A Carta Educativa é um instrumento de planeamento e gestão educativa, mas também de concertação entre os interesses da comunidade educativa e ainda de incentivo à dinâmica do sistema educativo local. Permite também detectar e analisar as carências e assimetrias na distribuição espacial dos equipamentos educativos, encontrar formas de rentabilização, adaptação e recuperação dos estabelecimentos já existentes. No excerto seguinte podemos observar um exemplo peculiar:

“A nossa prioridade vai ser Arões/Junqueira porque é arriscado mas agora, quer dizer, se não corremos o risco, arriscamo-nos a perder o desenvolvimento do município, quer dizer o desenvolvimento do município está posto em causa, temos de fazer alguma coisa lá com alguma qualidade porque eles já constroem lá, a taxa de natalidade é muito baixa as pessoas continuam a construir lá, agora temos de lhes dizer que os filhos de lá têm direito a ter uma escola lá.
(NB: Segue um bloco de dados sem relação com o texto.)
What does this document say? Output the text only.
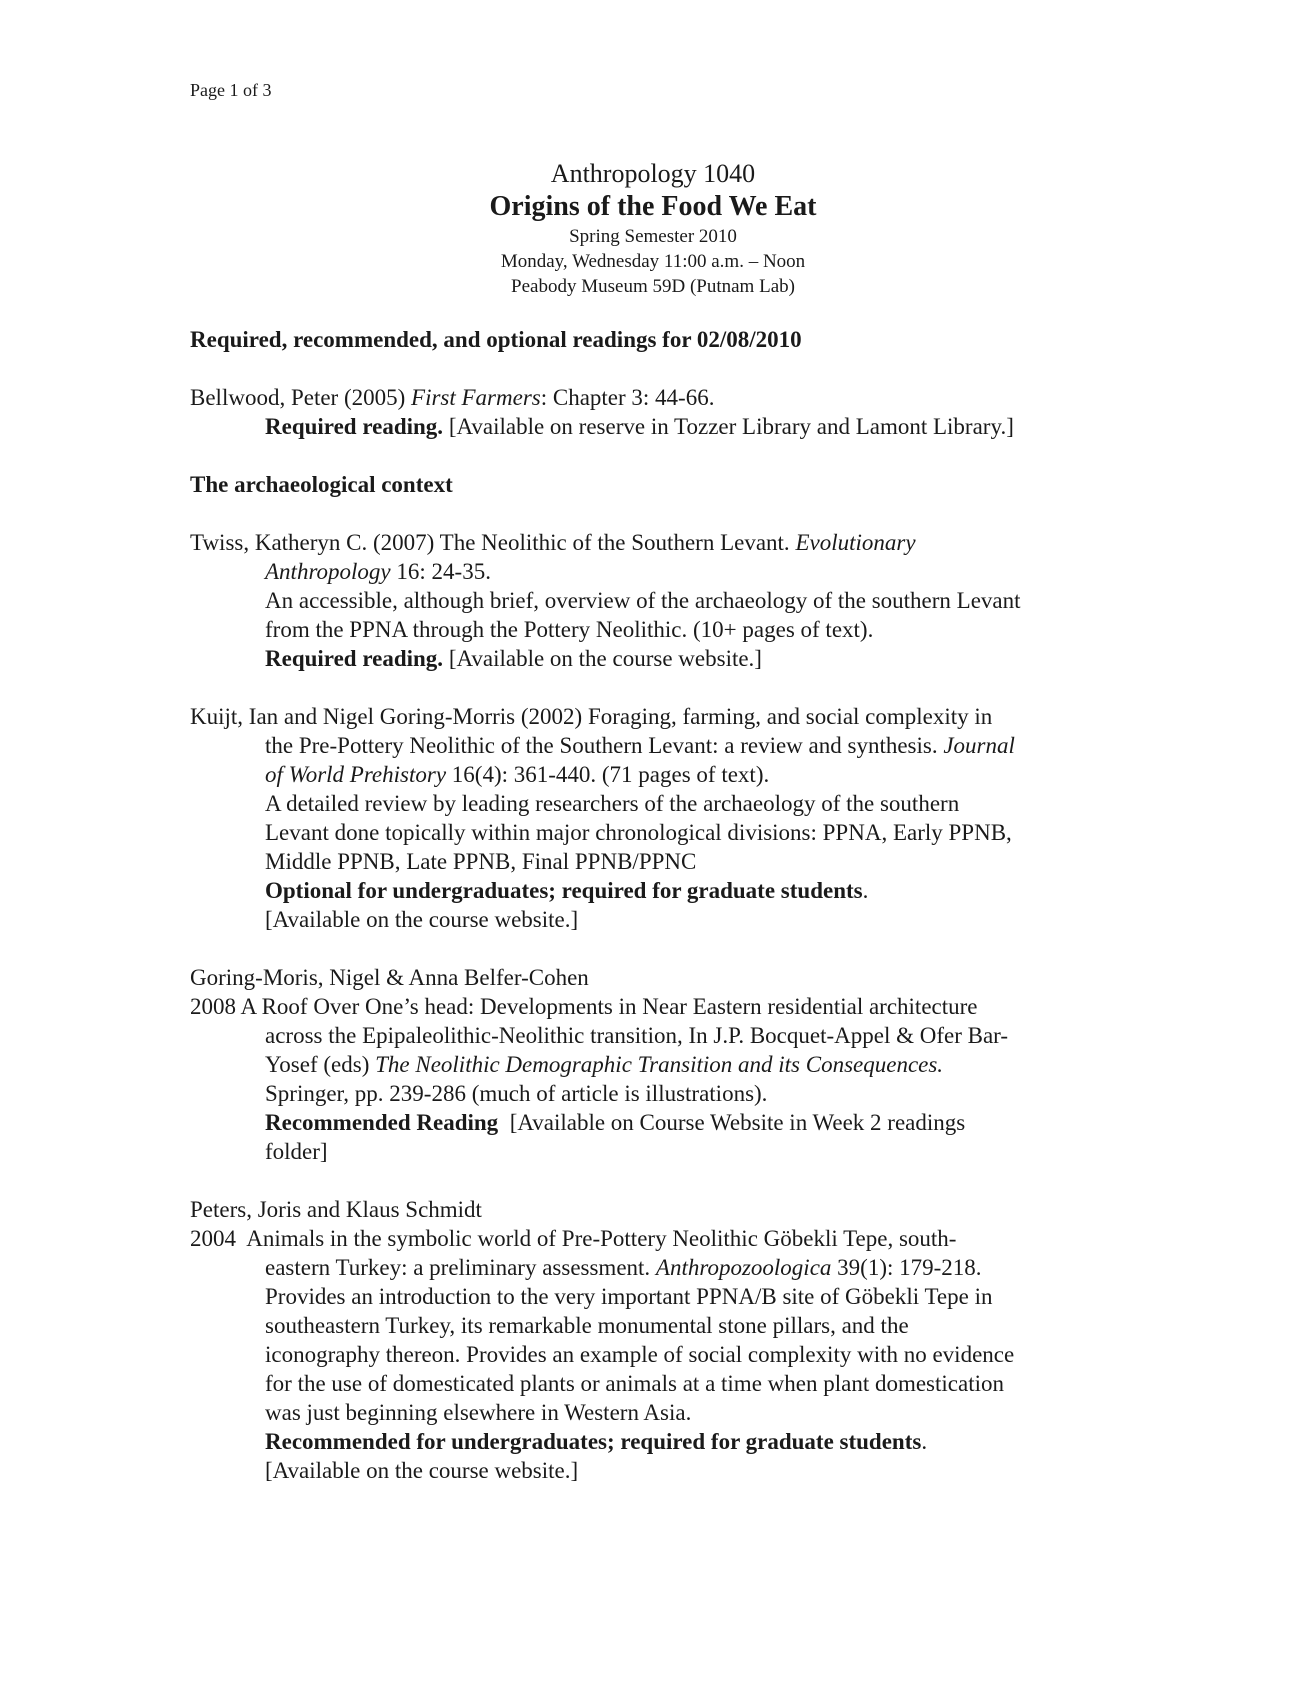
Page 1 of 3
Anthropology 1040
Origins of the Food We Eat
Spring Semester 2010
Monday, Wednesday 11:00 a.m. – Noon
Peabody Museum 59D (Putnam Lab)

Required, recommended, and optional readings for 02/08/2010

Bellwood, Peter (2005) First Farmers: Chapter 3: 44-66.

Required reading. [Available on reserve in Tozzer Library and Lamont Library.]

The archaeological context

Twiss, Katheryn C. (2007) The Neolithic of the Southern Levant. Evolutionary

Anthropology 16: 24-35.

An accessible, although brief, overview of the archaeology of the southern Levant

from the PPNA through the Pottery Neolithic. (10+ pages of text).

Required reading. [Available on the course website.]

Kuijt, Ian and Nigel Goring-Morris (2002) Foraging, farming, and social complexity in

the Pre-Pottery Neolithic of the Southern Levant: a review and synthesis. Journal

of World Prehistory 16(4): 361-440. (71 pages of text).

A detailed review by leading researchers of the archaeology of the southern

Levant done topically within major chronological divisions: PPNA, Early PPNB,

Middle PPNB, Late PPNB, Final PPNB/PPNC

Optional for undergraduates; required for graduate students.

[Available on the course website.]

Goring-Moris, Nigel & Anna Belfer-Cohen

2008 A Roof Over One’s head: Developments in Near Eastern residential architecture

across the Epipaleolithic-Neolithic transition, In J.P. Bocquet-Appel & Ofer Bar-

Yosef (eds) The Neolithic Demographic Transition and its Consequences.

Springer, pp. 239-286 (much of article is illustrations).

Recommended Reading  [Available on Course Website in Week 2 readings

folder]

Peters, Joris and Klaus Schmidt

2004  Animals in the symbolic world of Pre-Pottery Neolithic Göbekli Tepe, south-

eastern Turkey: a preliminary assessment. Anthropozoologica 39(1): 179-218.

Provides an introduction to the very important PPNA/B site of Göbekli Tepe in

southeastern Turkey, its remarkable monumental stone pillars, and the

iconography thereon. Provides an example of social complexity with no evidence

for the use of domesticated plants or animals at a time when plant domestication

was just beginning elsewhere in Western Asia.

Recommended for undergraduates; required for graduate students.

[Available on the course website.]
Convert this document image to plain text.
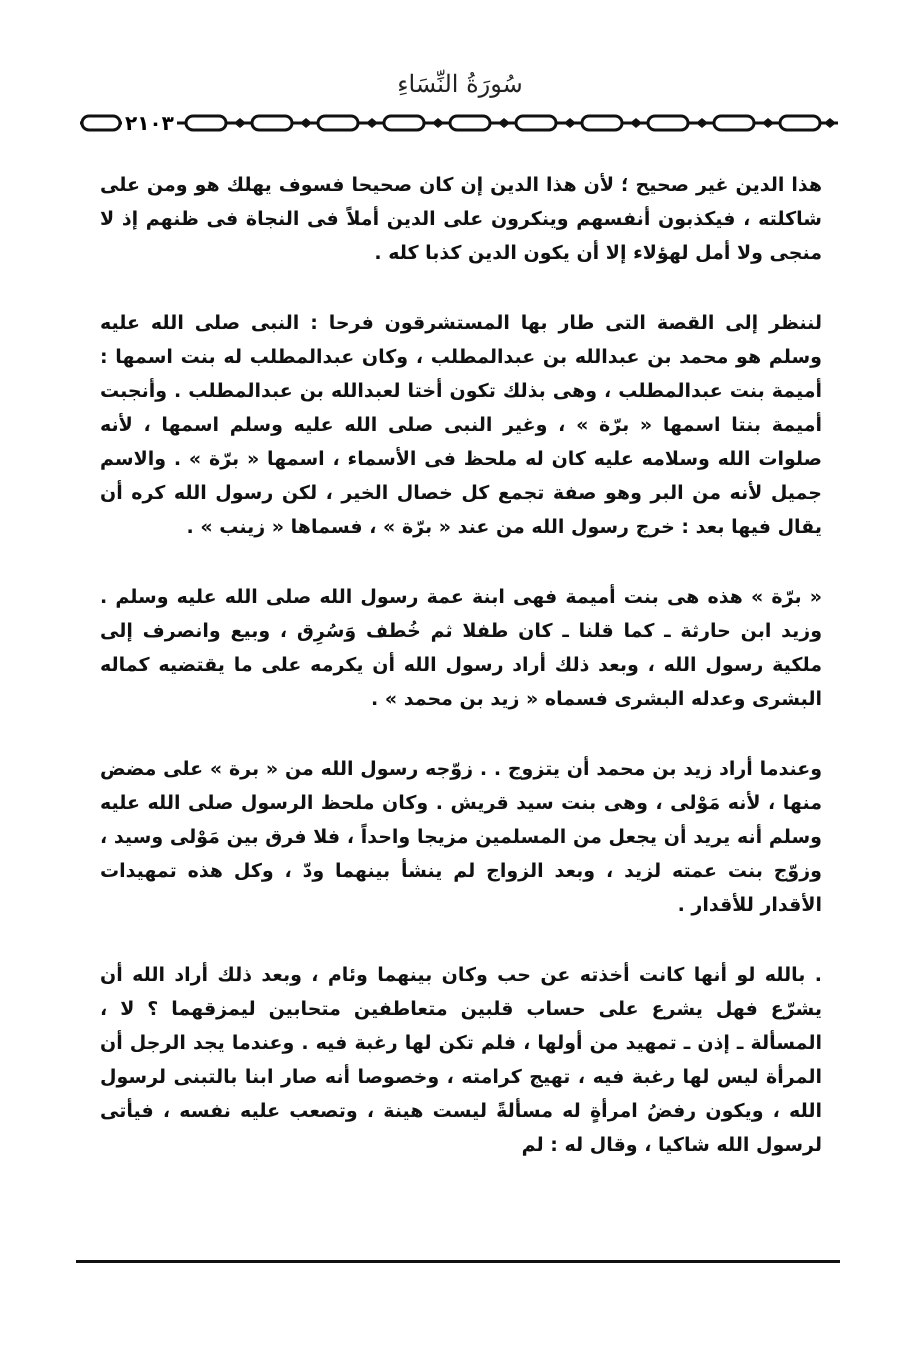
سُورَةُ النِّسَاءِ
٢١٠٣

هذا الدين غير صحيح ؛ لأن هذا الدين إن كان صحيحا فسوف يهلك هو ومن على شاكلته ، فيكذبون أنفسهم وينكرون على الدين أملاً فى النجاة فى ظنهم إذ لا منجى ولا أمل لهؤلاء إلا أن يكون الدين كذبا كله .

لننظر إلى القصة التى طار بها المستشرقون فرحا : النبى صلى الله عليه وسلم هو محمد بن عبدالله بن عبدالمطلب ، وكان عبدالمطلب له بنت اسمها : أميمة بنت عبدالمطلب ، وهى بذلك تكون أختا لعبدالله بن عبدالمطلب . وأنجبت أميمة بنتا اسمها « برّة » ، وغير النبى صلى الله عليه وسلم اسمها ، لأنه صلوات الله وسلامه عليه كان له ملحظ فى الأسماء ، اسمها « برّة » . والاسم جميل لأنه من البر وهو صفة تجمع كل خصال الخير ، لكن رسول الله كره أن يقال فيها بعد : خرج رسول الله من عند « برّة » ، فسماها « زينب » .

« برّة » هذه هى بنت أميمة فهى ابنة عمة رسول الله صلى الله عليه وسلم . وزيد ابن حارثة ـ كما قلنا ـ كان طفلا ثم خُطف وَسُرِق ، وبيع وانصرف إلى ملكية رسول الله ، وبعد ذلك أراد رسول الله أن يكرمه على ما يقتضيه كماله البشرى وعدله البشرى فسماه « زيد بن محمد » .

وعندما أراد زيد بن محمد أن يتزوج . . زوّجه رسول الله من « برة » على مضض منها ، لأنه مَوْلى ، وهى بنت سيد قريش . وكان ملحظ الرسول صلى الله عليه وسلم أنه يريد أن يجعل من المسلمين مزيجا واحداً ، فلا فرق بين مَوْلى وسيد ، وزوّج بنت عمته لزيد ، وبعد الزواج لم ينشأ بينهما ودّ ، وكل هذه تمهيدات الأقدار للأقدار .

. بالله لو أنها كانت أخذته عن حب وكان بينهما وئام ، وبعد ذلك أراد الله أن يشرّع فهل يشرع على حساب قلبين متعاطفين متحابين ليمزقهما ؟ لا ، المسألة ـ إذن ـ تمهيد من أولها ، فلم تكن لها رغبة فيه . وعندما يجد الرجل أن المرأة ليس لها رغبة فيه ، تهيج كرامته ، وخصوصا أنه صار ابنا بالتبنى لرسول الله ، ويكون رفضُ امرأةٍ له مسألةً ليست هينة ، وتصعب عليه نفسه ، فيأتى لرسول الله شاكيا ، وقال له : لم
Vai cair o Carmo e a Trindade, não vai haver alunos, porquê, se formos aqui ver Vila Chã, Castelões o crescimento da taxa de natalidade comparativamente a lá em cima está na mesma, nós só temos aqui mais alunos porque é mais densamente povoado porque a taxa de natalidade não tem a ver nem com estradas nem com caminhos nem com carreiros, tem a ver com a mentalidade que se instalou e os filhos são caros e os livros são caros. Agora é tudo muito complicado, agora primeiro eu e depois vê-se e depois reclama-se porque os livros estão caros, porque a refeição é cara, reclama-se por tudo, rigorosamente tudo. E assim não há país nenhum que consiga aguentar este tipo de regalias que as pessoas instalaram na cabeça.” (E7)

Pode-se perceber a tentativa desesperada do poder local de fixação das populações nas localidades mais afastadas da sede de concelho, mesmo que isso não seja consensual na comunidade educativa.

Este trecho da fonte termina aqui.